Semangat Garut 1999: FSPMI dan Jejak Orang Miskin Boleh Sakit

Semangat Garut 1999: FSPMI dan Jejak Orang Miskin Boleh Sakit

Purwakarta, KPonline-Garut bukan sekadar nama kota bagi Federasi Serikat Pekerja Metal Indonesia (FSPMI), melainkan sebuah titik mula sejarah. Di tengah gelombang Reformasi yang baru saja membuka keran demokrasi, sebuah konsolidasi penting terjadi di Hotel Tirta Gangga, Garut, Jawa Barat. Tepat pada tanggal 6 Februari 1999, FSPMI didirikan sebagai antitesis dari serikat pekerja masa Orde Baru yang cenderung birokratis dan tidak independen.
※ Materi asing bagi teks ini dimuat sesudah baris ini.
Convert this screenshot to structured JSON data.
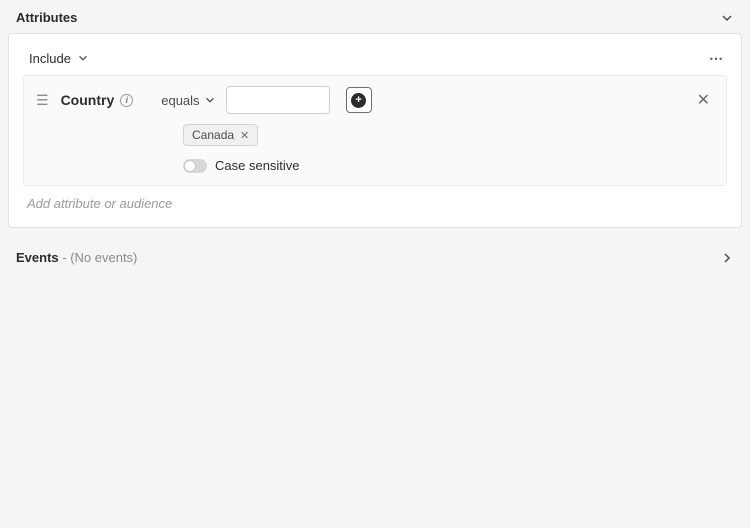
{
  "panels": {
    "attributes": {
      "title": "Attributes"
    },
    "events": {
      "title": "Events",
      "suffix": " - (No events)"
    }
  },
  "includeGroup": {
    "label": "Include"
  },
  "rule": {
    "attribute_name": "Country",
    "operator": "equals",
    "value": "",
    "value_placeholder": "",
    "tags": [
      {
        "label": "Canada"
      }
    ],
    "case_sensitive_label": "Case sensitive"
  },
  "actions": {
    "add_attribute_link": "Add attribute or audience"
  }
}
Momen bersejarah ini kembali ditegaskan oleh Wahyu Hidayat, Ketua Pimpinan Cabang (PC) Serikat Pekerja Automotif Mesin dan Komponen (SPAMK) FSPMI Purwakarta.
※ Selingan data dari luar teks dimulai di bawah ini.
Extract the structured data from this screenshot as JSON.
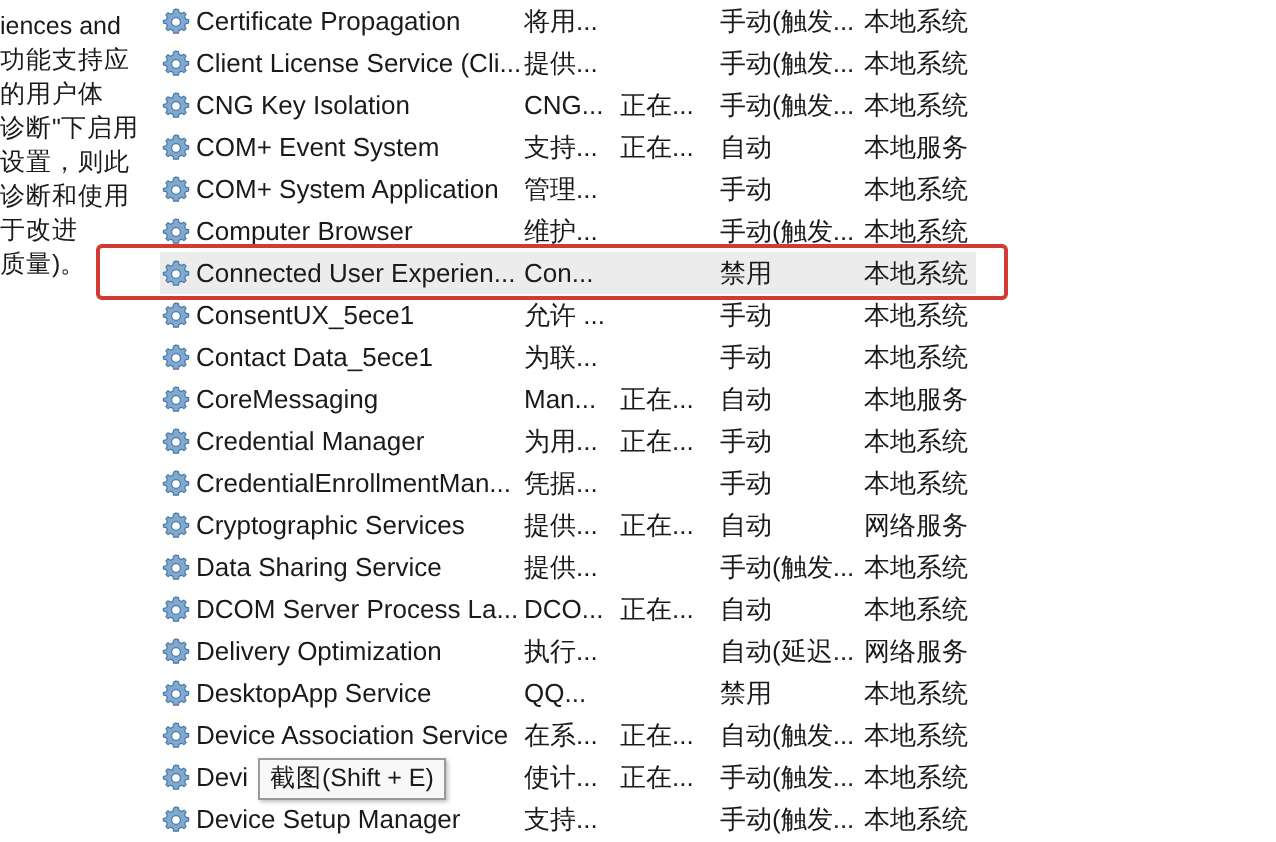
{
  "description_panel": {
    "lines": [
      "iences and",
      "功能支持应",
      "的用户体",
      "诊断\"下启用",
      "设置，则此",
      "诊断和使用",
      "于改进",
      "质量)。"
    ]
  },
  "services": [
    {
      "name": "Certificate Propagation",
      "description": "将用...",
      "startup": "手动(触发...",
      "logon": "本地系统",
      "selected": false
    },
    {
      "name": "Client License Service (Cli...",
      "description": "提供...",
      "startup": "手动(触发...",
      "logon": "本地系统",
      "selected": false
    },
    {
      "name": "CNG Key Isolation",
      "description": "CNG...",
      "status": "正在...",
      "startup": "手动(触发...",
      "logon": "本地系统",
      "selected": false
    },
    {
      "name": "COM+ Event System",
      "description": "支持...",
      "status": "正在...",
      "startup": "自动",
      "logon": "本地服务",
      "selected": false
    },
    {
      "name": "COM+ System Application",
      "description": "管理...",
      "startup": "手动",
      "logon": "本地系统",
      "selected": false
    },
    {
      "name": "Computer Browser",
      "description": "维护...",
      "startup": "手动(触发...",
      "logon": "本地系统",
      "selected": false
    },
    {
      "name": "Connected User Experien...",
      "description": "Con...",
      "startup": "禁用",
      "logon": "本地系统",
      "selected": true
    },
    {
      "name": "ConsentUX_5ece1",
      "description": "允许 ...",
      "startup": "手动",
      "logon": "本地系统",
      "selected": false
    },
    {
      "name": "Contact Data_5ece1",
      "description": "为联...",
      "startup": "手动",
      "logon": "本地系统",
      "selected": false
    },
    {
      "name": "CoreMessaging",
      "description": "Man...",
      "status": "正在...",
      "startup": "自动",
      "logon": "本地服务",
      "selected": false
    },
    {
      "name": "Credential Manager",
      "description": "为用...",
      "status": "正在...",
      "startup": "手动",
      "logon": "本地系统",
      "selected": false
    },
    {
      "name": "CredentialEnrollmentMan...",
      "description": "凭据...",
      "startup": "手动",
      "logon": "本地系统",
      "selected": false
    },
    {
      "name": "Cryptographic Services",
      "description": "提供...",
      "status": "正在...",
      "startup": "自动",
      "logon": "网络服务",
      "selected": false
    },
    {
      "name": "Data Sharing Service",
      "description": "提供...",
      "startup": "手动(触发...",
      "logon": "本地系统",
      "selected": false
    },
    {
      "name": "DCOM Server Process La...",
      "description": "DCO...",
      "status": "正在...",
      "startup": "自动",
      "logon": "本地系统",
      "selected": false
    },
    {
      "name": "Delivery Optimization",
      "description": "执行...",
      "startup": "自动(延迟...",
      "logon": "网络服务",
      "selected": false
    },
    {
      "name": "DesktopApp Service",
      "description": "QQ...",
      "startup": "禁用",
      "logon": "本地系统",
      "selected": false
    },
    {
      "name": "Device Association Service",
      "description": "在系...",
      "status": "正在...",
      "startup": "自动(触发...",
      "logon": "本地系统",
      "selected": false
    },
    {
      "name": "Devi",
      "description": "使计...",
      "status": "正在...",
      "startup": "手动(触发...",
      "logon": "本地系统",
      "selected": false
    },
    {
      "name": "Device Setup Manager",
      "description": "支持...",
      "startup": "手动(触发...",
      "logon": "本地系统",
      "selected": false
    }
  ],
  "tooltip": {
    "text": "截图(Shift + E)"
  }
}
Dalam pernyataannya, ia mengingatkan kembali akar perjuangan organisasi tersebut bahwa Garut adalah tempat kelahiran FSPMI yaitu tanggal 6 Februari 1999. “Alhamdulillah FSPMI selalu tampil sebagai pionir pergerakan buruh sebagai kekuatan penyeimbang yang terus memperjuangkan kesejahteraan kelas pekerja. Perjuangan BPJS Kesehatan sebagai salah satu buahnya dan dirasakan langsung oleh rakyat banyak. Sekalipun belum sempurna, orang miskin boleh sakit,” ujarnya.

#Pionir Pergerakan dan Kekuatan Penyeimbang

Pernyataan Wahyu Hidayat mengenai posisi FSPMI sebagai “pionir” memiliki landasan historis yang kuat. Lahirnya FSPMI merupakan implementasi nyata dari ratifikasi Konvensi ILO No. 87 tentang Kebebasan Berserikat yang disahkan pemerintah Indonesia di era Presiden B.J. Habibie. FSPMI muncul sebagai salah satu serikat pekerja independen pertama yang melepaskan diri dari hegemoni serikat tunggal yang mendominasi selama puluhan tahun.

Sejak kelahirannya, organisasi ini dikenal dengan strategi Lobi dan Aksi-nya yang efektif. Tidak hanya berteriak di jalanan, namun juga mengajukan konsep yang matang (konsep, lobi, aksi dan Politik).Inilah yang dimaksud sebagai “kekuatan penyeimbang” (balancing power) terhadap kebijakan pemerintah dan pengusaha yang seringkali tidak memihak kaum pekerja.

#Orang Miskin Boleh Sakit: Buah Perjuangan KAJS

Poin paling krusial dari pernyataan Wahyu adalah tentang BPJS Kesehatan. Kalimat “Orang miskin boleh sakit” adalah satir sekaligus kemenangan bagi rakyat kecil. Sebelum adanya BPJS, biaya kesehatan adalah momok menakutkan yang sering memiskinkan rakyat (katastropik).
Fakta sejarah mencatat bahwa FSPMI adalah motor penggerak utama dalam Komite Aksi Jaminan Sosial (KAJS) sepanjang tahun 2010 hingga 2011. Ribuan buruh FSPMI melakukan long march dan aksi bergelombang mendesak disahkannya UU BPJS.

Perjuangan ini berpuncak pada lahirnya UU No. 24 Tahun 2011 tentang Badan Penyelenggara Jaminan Sosial. Data menunjukkan bahwa sebelum adanya Jaminan Kesehatan Nasional (JKN), akses kesehatan sangat terfragmentasi (Askes untuk PNS, Jamsostek untuk swasta terbatas, dan Jamkesmas untuk orang miskin dengan kuota terbatas).

Kini, meskipun pelaksanaannya masih menghadapi tantangan—seperti antrean, sistem rujukan berjenjang, atau masalah kepesertaan—prinsip gotong royong dalam BPJS telah menyelamatkan jutaan nyawa rakyat yang sebelumnya tidak berani berobat ke rumah sakit karena ketiadaan biaya.

#Refleksi Masa Depan

Semangat Garut 1999 yang disuarakan Wahyu Hidayat adalah pengingat bahwa kesejahteraan tidak datang dari “kebaikan hati” penguasa, melainkan melalui tekanan dan perjuangan yang terorganisir.

BPJS Kesehatan adalah bukti konkret sumbangsih gerakan buruh untuk seluruh rakyat Indonesia, bukan hanya untuk buruh pabrik. Kendati sistem ini, seperti kata Wahyu, “belum sempurna,” keberadaannya adalah fondasi penting perlindungan sosial di Indonesia yang harus terus dikawal dan diperbaiki.